As I am about to ride off into the Sunset from my current job and take on a new challenge at a new place, I was reminded of something amusing recently. I have a collection of video game music, i.e. the stuff that is produced beyond the bleeps and blips of old. Actually, video game music is surprisingly complex and well done in many cases. Nobuo Uematsu and Michiru Yamane are standouts in the field; their soundtracks to Final Fantasy and Castlevania over the years have been nothing short of breathtaking in many instances.
As I was digging through, I found some tracks from the very first video game I ever tested. That game was a European produced title called Apocalyptica (not to be confused with the Metallica cover band consisting of a drummer and three cellists, but I digress). This was back in 2003. Now, some of you are probably doing some math in your head and thinking “first video game ever tested… in your thirties?!” Yep.

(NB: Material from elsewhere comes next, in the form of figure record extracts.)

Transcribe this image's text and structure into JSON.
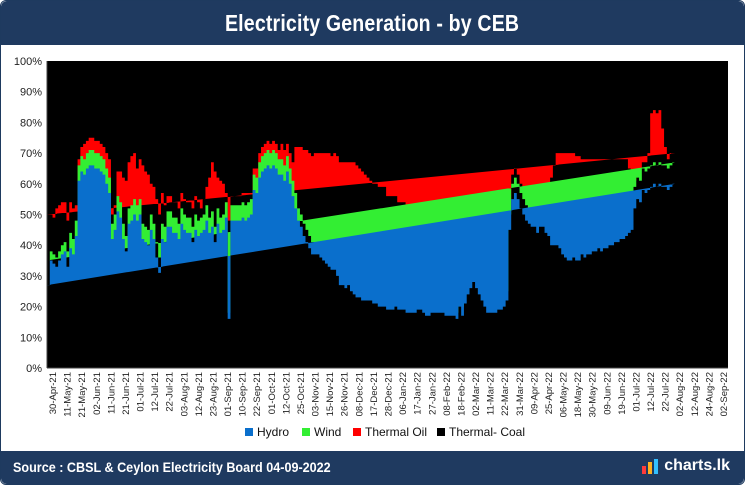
{
  "header": {
    "title": "Electricity Generation - by CEB"
  },
  "footer": {
    "source": "Source : CBSL & Ceylon Electricity Board 04-09-2022",
    "brand": "charts.lk"
  },
  "colors": {
    "hydro": "#0a6fcc",
    "wind": "#33ee33",
    "thermal_oil": "#ff0000",
    "thermal_coal": "#000000",
    "header_bg": "#1f3a60"
  },
  "chart_data": {
    "type": "area",
    "stacked": true,
    "percent": true,
    "ylim": [
      0,
      100
    ],
    "yticks": [
      "0%",
      "10%",
      "20%",
      "30%",
      "40%",
      "50%",
      "60%",
      "70%",
      "80%",
      "90%",
      "100%"
    ],
    "x_tick_labels": [
      "30-Apr-21",
      "11-May-21",
      "21-May-21",
      "02-Jun-21",
      "11-Jun-21",
      "21-Jun-21",
      "01-Jul-21",
      "12-Jul-21",
      "22-Jul-21",
      "03-Aug-21",
      "12-Aug-21",
      "23-Aug-21",
      "01-Sep-21",
      "10-Sep-21",
      "22-Sep-21",
      "01-Oct-21",
      "12-Oct-21",
      "25-Oct-21",
      "03-Nov-21",
      "15-Nov-21",
      "26-Nov-21",
      "08-Dec-21",
      "17-Dec-21",
      "28-Dec-21",
      "06-Jan-22",
      "17-Jan-22",
      "27-Jan-22",
      "08-Feb-22",
      "18-Feb-22",
      "02-Mar-22",
      "11-Mar-22",
      "22-Mar-22",
      "31-Mar-22",
      "09-Apr-22",
      "25-Apr-22",
      "06-May-22",
      "18-May-22",
      "30-May-22",
      "09-Jun-22",
      "19-Jun-22",
      "01-Jul-22",
      "12-Jul-22",
      "22-Jul-22",
      "02-Aug-22",
      "12-Aug-22",
      "24-Aug-22",
      "02-Sep-22"
    ],
    "grid": false,
    "legend": {
      "position": "bottom",
      "entries": [
        "Hydro",
        "Wind",
        "Thermal Oil",
        "Thermal- Coal"
      ]
    },
    "series_names": [
      "Hydro",
      "Wind",
      "Thermal Oil",
      "Thermal- Coal"
    ],
    "x_index": [
      0,
      2,
      4,
      6,
      8,
      10,
      12,
      14,
      16,
      18,
      20,
      22,
      24,
      26,
      28,
      30,
      32,
      34,
      36,
      38,
      40,
      42,
      44,
      46,
      48,
      50,
      52,
      54,
      56,
      58,
      60,
      62,
      64,
      66,
      68,
      70,
      72,
      74,
      76,
      78,
      80,
      82,
      84,
      86,
      88,
      90,
      92,
      94,
      96,
      98,
      100,
      102,
      104,
      106,
      108,
      110,
      112,
      114,
      116,
      118,
      120,
      122,
      124,
      126,
      128,
      130,
      132,
      134,
      136,
      138,
      140,
      142,
      144,
      146,
      148,
      150,
      152,
      154,
      156,
      158,
      160,
      162,
      164,
      166,
      168,
      170,
      172,
      174,
      176,
      178,
      180,
      182,
      184,
      186,
      188,
      190,
      192,
      194,
      196,
      198,
      200,
      202,
      204,
      206,
      208,
      210,
      212,
      214,
      216,
      218,
      220,
      222,
      224,
      226,
      228,
      230,
      232,
      234,
      236,
      238,
      240,
      242,
      244,
      246,
      248,
      250,
      252,
      254,
      256,
      258,
      260,
      262,
      264,
      266,
      268,
      270,
      272,
      274,
      276,
      278,
      280,
      282,
      284,
      286,
      288,
      290,
      292,
      294,
      296,
      298,
      300,
      302,
      304,
      306,
      308,
      310,
      312,
      314,
      316,
      318,
      320,
      322,
      324,
      326,
      328,
      330,
      332,
      334,
      336,
      338,
      340,
      342,
      344,
      346,
      348,
      350,
      352,
      354,
      356,
      358,
      360,
      362,
      364,
      366,
      368,
      370,
      372,
      374,
      376,
      378,
      380,
      382,
      384,
      386,
      388,
      390,
      392,
      394,
      396,
      398,
      400,
      402,
      404,
      406,
      408,
      410,
      412,
      414,
      416,
      418,
      420,
      422,
      424,
      426,
      428,
      430,
      432,
      434,
      436,
      438,
      440,
      442,
      444,
      446,
      448,
      450,
      452,
      454,
      456,
      458,
      460,
      462,
      464,
      466,
      468,
      470,
      472,
      474,
      476,
      478,
      480,
      482,
      484,
      486,
      488,
      490
    ],
    "hydro": [
      27,
      35,
      34,
      33,
      35,
      37,
      38,
      33,
      39,
      37,
      43,
      61,
      64,
      63,
      65,
      66,
      66,
      65,
      65,
      64,
      63,
      60,
      57,
      42,
      45,
      51,
      49,
      42,
      38,
      47,
      48,
      50,
      48,
      50,
      42,
      41,
      40,
      45,
      42,
      36,
      31,
      42,
      41,
      46,
      46,
      44,
      44,
      42,
      47,
      45,
      44,
      44,
      41,
      45,
      43,
      44,
      45,
      48,
      44,
      46,
      41,
      47,
      44,
      45,
      49,
      16,
      48,
      48,
      48,
      48,
      49,
      48,
      49,
      50,
      58,
      57,
      62,
      64,
      65,
      66,
      65,
      66,
      65,
      63,
      63,
      61,
      64,
      60,
      56,
      52,
      48,
      46,
      43,
      41,
      39,
      37,
      37,
      37,
      36,
      35,
      34,
      33,
      32,
      32,
      30,
      27,
      27,
      26,
      27,
      25,
      24,
      23,
      23,
      22,
      22,
      22,
      22,
      21,
      21,
      20,
      20,
      20,
      19,
      19,
      19,
      20,
      19,
      19,
      19,
      18,
      18,
      18,
      18,
      19,
      19,
      18,
      17,
      17,
      18,
      18,
      18,
      18,
      18,
      17,
      17,
      17,
      17,
      16,
      20,
      17,
      21,
      24,
      26,
      28,
      26,
      24,
      22,
      20,
      18,
      18,
      18,
      18,
      19,
      19,
      20,
      22,
      45,
      55,
      57,
      55,
      52,
      50,
      48,
      47,
      46,
      46,
      44,
      46,
      46,
      44,
      43,
      40,
      40,
      40,
      39,
      37,
      36,
      35,
      35,
      36,
      35,
      35,
      37,
      36,
      37,
      37,
      38,
      38,
      39,
      38,
      39,
      39,
      40,
      40,
      41,
      41,
      42,
      42,
      43,
      44,
      45,
      52,
      55,
      54,
      58,
      57,
      58,
      59,
      60,
      59,
      60,
      59,
      59,
      58,
      59,
      60
    ],
    "wind": [
      8,
      3,
      3,
      3,
      3,
      3,
      3,
      5,
      5,
      5,
      5,
      5,
      5,
      5,
      5,
      5,
      5,
      5,
      5,
      5,
      5,
      5,
      5,
      5,
      5,
      5,
      5,
      5,
      5,
      5,
      5,
      5,
      5,
      5,
      5,
      5,
      5,
      5,
      5,
      5,
      5,
      5,
      5,
      5,
      5,
      5,
      5,
      5,
      5,
      5,
      5,
      5,
      5,
      5,
      5,
      5,
      5,
      5,
      5,
      5,
      5,
      5,
      5,
      5,
      5,
      2,
      5,
      5,
      5,
      5,
      5,
      5,
      5,
      5,
      5,
      5,
      5,
      5,
      5,
      5,
      5,
      5,
      5,
      5,
      5,
      5,
      5,
      5,
      5,
      5,
      4,
      4,
      4,
      4,
      4,
      4,
      4,
      4,
      4,
      4,
      4,
      4,
      4,
      4,
      4,
      3,
      3,
      3,
      3,
      3,
      3,
      3,
      3,
      3,
      3,
      3,
      3,
      3,
      3,
      3,
      3,
      3,
      3,
      3,
      3,
      2,
      2,
      2,
      2,
      2,
      2,
      2,
      2,
      2,
      2,
      2,
      2,
      2,
      2,
      2,
      2,
      2,
      2,
      2,
      2,
      2,
      2,
      2,
      3,
      3,
      3,
      3,
      3,
      3,
      3,
      3,
      3,
      3,
      3,
      3,
      3,
      3,
      3,
      3,
      3,
      3,
      5,
      5,
      5,
      5,
      5,
      5,
      5,
      5,
      5,
      5,
      6,
      6,
      6,
      6,
      6,
      6,
      6,
      6,
      6,
      6,
      6,
      6,
      6,
      6,
      6,
      6,
      6,
      6,
      6,
      6,
      6,
      6,
      6,
      6,
      6,
      6,
      6,
      6,
      6,
      6,
      6,
      6,
      7,
      7,
      7,
      7,
      7,
      7,
      7,
      7,
      7,
      7,
      7,
      7,
      7,
      7,
      7,
      7,
      7,
      7
    ],
    "oil": [
      15,
      12,
      12,
      16,
      15,
      14,
      13,
      10,
      10,
      10,
      5,
      2,
      3,
      5,
      4,
      4,
      4,
      4,
      4,
      4,
      4,
      5,
      6,
      3,
      3,
      8,
      10,
      15,
      18,
      15,
      16,
      15,
      12,
      13,
      19,
      18,
      18,
      10,
      12,
      14,
      14,
      10,
      7,
      5,
      5,
      5,
      5,
      5,
      5,
      5,
      5,
      5,
      6,
      6,
      6,
      3,
      5,
      6,
      13,
      16,
      18,
      10,
      12,
      10,
      3,
      30,
      3,
      3,
      3,
      3,
      3,
      4,
      3,
      2,
      2,
      3,
      3,
      3,
      3,
      3,
      3,
      3,
      3,
      3,
      5,
      5,
      4,
      5,
      6,
      15,
      20,
      22,
      24,
      26,
      27,
      28,
      29,
      29,
      30,
      31,
      32,
      33,
      33,
      34,
      35,
      37,
      37,
      38,
      37,
      39,
      40,
      40,
      39,
      39,
      38,
      37,
      36,
      36,
      36,
      36,
      36,
      36,
      34,
      34,
      34,
      34,
      33,
      33,
      33,
      33,
      32,
      31,
      31,
      30,
      30,
      30,
      29,
      28,
      28,
      27,
      27,
      26,
      27,
      28,
      28,
      30,
      31,
      30,
      30,
      32,
      30,
      28,
      26,
      24,
      25,
      27,
      28,
      30,
      32,
      32,
      32,
      30,
      30,
      30,
      30,
      30,
      2,
      3,
      3,
      3,
      3,
      2,
      2,
      1,
      1,
      1,
      3,
      3,
      3,
      3,
      3,
      16,
      20,
      24,
      25,
      27,
      28,
      29,
      29,
      28,
      28,
      28,
      25,
      26,
      25,
      25,
      24,
      24,
      23,
      24,
      23,
      23,
      22,
      22,
      21,
      21,
      20,
      20,
      18,
      14,
      12,
      2,
      3,
      4,
      2,
      3,
      5,
      17,
      17,
      17,
      17,
      12,
      6,
      3,
      4,
      3
    ],
    "coal_note": "Thermal- Coal fills the remainder to 100%"
  }
}
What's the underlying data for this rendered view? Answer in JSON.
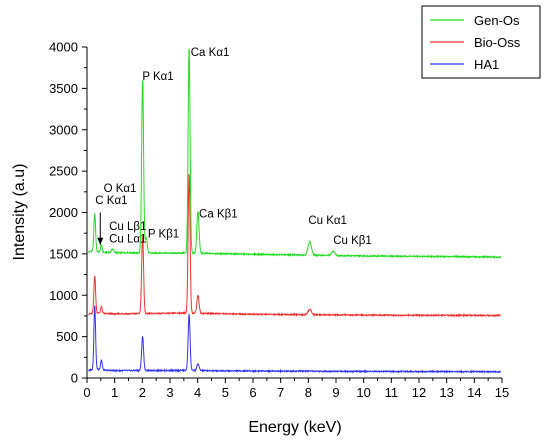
{
  "chart_data": {
    "type": "line",
    "xlabel": "Energy (keV)",
    "ylabel": "Intensity (a.u)",
    "xlim": [
      0,
      15
    ],
    "ylim": [
      0,
      4000
    ],
    "xticks": [
      0,
      1,
      2,
      3,
      4,
      5,
      6,
      7,
      8,
      9,
      10,
      11,
      12,
      13,
      14,
      15
    ],
    "yticks": [
      0,
      500,
      1000,
      1500,
      2000,
      2500,
      3000,
      3500,
      4000
    ],
    "grid": false,
    "legend_position": "top-right",
    "series": [
      {
        "name": "Gen-Os",
        "color": "#22dd22",
        "baseline": [
          [
            0.05,
            1520
          ],
          [
            0.2,
            1540
          ],
          [
            0.5,
            1520
          ],
          [
            1.0,
            1515
          ],
          [
            2.5,
            1510
          ],
          [
            3.5,
            1510
          ],
          [
            4.5,
            1505
          ],
          [
            6,
            1495
          ],
          [
            8,
            1485
          ],
          [
            10,
            1475
          ],
          [
            12,
            1470
          ],
          [
            14,
            1465
          ],
          [
            14.95,
            1460
          ]
        ],
        "peaks": [
          {
            "x": 0.28,
            "height": 1990,
            "width": 0.03
          },
          {
            "x": 0.52,
            "height": 1610,
            "width": 0.03
          },
          {
            "x": 0.93,
            "height": 1560,
            "width": 0.04
          },
          {
            "x": 2.01,
            "height": 3600,
            "width": 0.035
          },
          {
            "x": 2.14,
            "height": 1700,
            "width": 0.035
          },
          {
            "x": 3.69,
            "height": 3990,
            "width": 0.035
          },
          {
            "x": 4.01,
            "height": 2010,
            "width": 0.04
          },
          {
            "x": 8.05,
            "height": 1650,
            "width": 0.06
          },
          {
            "x": 8.9,
            "height": 1530,
            "width": 0.06
          }
        ]
      },
      {
        "name": "Bio-Oss",
        "color": "#ee3333",
        "baseline": [
          [
            0.05,
            770
          ],
          [
            0.3,
            790
          ],
          [
            0.6,
            780
          ],
          [
            1.0,
            775
          ],
          [
            2.5,
            780
          ],
          [
            3.5,
            785
          ],
          [
            4.5,
            780
          ],
          [
            6,
            770
          ],
          [
            8,
            765
          ],
          [
            10,
            760
          ],
          [
            12,
            758
          ],
          [
            14,
            757
          ],
          [
            14.95,
            755
          ]
        ],
        "peaks": [
          {
            "x": 0.28,
            "height": 1240,
            "width": 0.03
          },
          {
            "x": 0.52,
            "height": 860,
            "width": 0.03
          },
          {
            "x": 2.01,
            "height": 1720,
            "width": 0.035
          },
          {
            "x": 3.69,
            "height": 2470,
            "width": 0.035
          },
          {
            "x": 4.01,
            "height": 1000,
            "width": 0.04
          },
          {
            "x": 8.05,
            "height": 830,
            "width": 0.06
          }
        ]
      },
      {
        "name": "HA1",
        "color": "#3333ee",
        "baseline": [
          [
            0.05,
            90
          ],
          [
            0.3,
            110
          ],
          [
            0.6,
            95
          ],
          [
            1.0,
            90
          ],
          [
            2.5,
            90
          ],
          [
            3.5,
            92
          ],
          [
            4.5,
            88
          ],
          [
            6,
            85
          ],
          [
            8,
            82
          ],
          [
            10,
            80
          ],
          [
            12,
            78
          ],
          [
            14,
            77
          ],
          [
            14.95,
            75
          ]
        ],
        "peaks": [
          {
            "x": 0.28,
            "height": 880,
            "width": 0.03
          },
          {
            "x": 0.52,
            "height": 220,
            "width": 0.03
          },
          {
            "x": 2.01,
            "height": 500,
            "width": 0.035
          },
          {
            "x": 3.69,
            "height": 770,
            "width": 0.035
          },
          {
            "x": 4.01,
            "height": 170,
            "width": 0.04
          }
        ]
      }
    ],
    "annotations": [
      {
        "text": "C Kα1",
        "x": 0.3,
        "y": 2100
      },
      {
        "text": "O Kα1",
        "x": 0.6,
        "y": 2250
      },
      {
        "text": "Cu Lβ1",
        "x": 0.8,
        "y": 1790
      },
      {
        "text": "Cu Lα1",
        "x": 0.8,
        "y": 1640
      },
      {
        "text": "P Kβ1",
        "x": 2.2,
        "y": 1700
      },
      {
        "text": "P Kα1",
        "x": 2.0,
        "y": 3600
      },
      {
        "text": "Ca Kα1",
        "x": 3.75,
        "y": 3890
      },
      {
        "text": "Ca Kβ1",
        "x": 4.05,
        "y": 1940
      },
      {
        "text": "Cu Kα1",
        "x": 8.0,
        "y": 1860
      },
      {
        "text": "Cu Kβ1",
        "x": 8.9,
        "y": 1620
      }
    ],
    "arrow": {
      "from": [
        0.48,
        2000
      ],
      "to": [
        0.48,
        1610
      ]
    }
  }
}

I had made the decision to go back to school in the middle of 2003, and in that process, I had the opportunity to work for Konami Digital Entertainment America in their test group. It wasn’t a high paying gig, but then I wasn’t necessarily looking for it to be. I just wanted something to slow down the personal savings burn rate while I focused the majority of attention on school work for the next two years. When I arrived my first day, I was sat down at a computer in a room with a bunch of other testers who were likewise sat at their own computers, and we spent several weeks on and off various projects. I was assigned to the team that was doing compatibility testing with various pieces of computer hardware for this game called Apocalyptica. It was funny because all I would hear was people griping about it, complaining up and down about this or that. Sure it had bugs, and I was able to find my fair share of them, but a lot of the time I was thinking “Come on, it’s not *that* bad!”
OK, so the plot of the game is a little bit out there… Satan has been under lock down for 10,000 years, but then escapes and he and his minions wage war all over the galaxy. Humanity’s last defense is a cadre of super warrior clones from the DNA of the holiest of Saints (and I guess battle armor for the female versions includes armored stiletto high-heeled boots… hey, it could happen ;) ). The goal is to use these hyper mechanized and heavily armed “holy soldiers” to fight through various levels, tell a tale of betrayal and redemption and to finally do battle with and lock Satan away again… yeah, like I said, the story is a bit out there.
The controls are clunky, the multi-play system has no servers serving it anywhere, and the character UI is very strange and in some ways terribly unresponsive, but honestly, it was somewhat fun to play. Why? It was my first real interaction with a game at that level, at the level of a tester. I learned a lot about game testing just from the few weeks I was on this title, and in an interesting break, I was part of a team of people for a short period of time and got to see how they all responded to and interacted with a title. Many were long time veterans and kind of laughed at the fact that I was having fun with this thing. Still, warts and all, I actually had some fond memories of the title and occasionally smiled when I thought about playing it.
As I was going through my Amazon gift certificates I received for Christmas, for a laugh, I thought I’d see if Apocalyptica could still be purchased. As a matter of fact, yes. I found a place that had a clearance sale, and actually, I think I paid more for shipping than I did for the game. It arrived yesterday, and as I looked at the box, went through the familiar installation screens, played the intro videos and went through the first level. I was awash in nostalgia. Yes, the game is still clunky, yes the UI is clumsy and hard to control, and yes it’s a total rip-off wannabe of Unreal Tournament, but for those few minutes, I felt like I was back in the test room at Konami in 2003, hearing compatriots laugh and heckle, and me sitting there thinking "Come on, it’s not that bad!”… and even today, I still mean it. Looking back from almost 8 years later, those were some good days, and those were some great people. In a small way, this game reminds me of all of them, and that first day of being the “new kid”.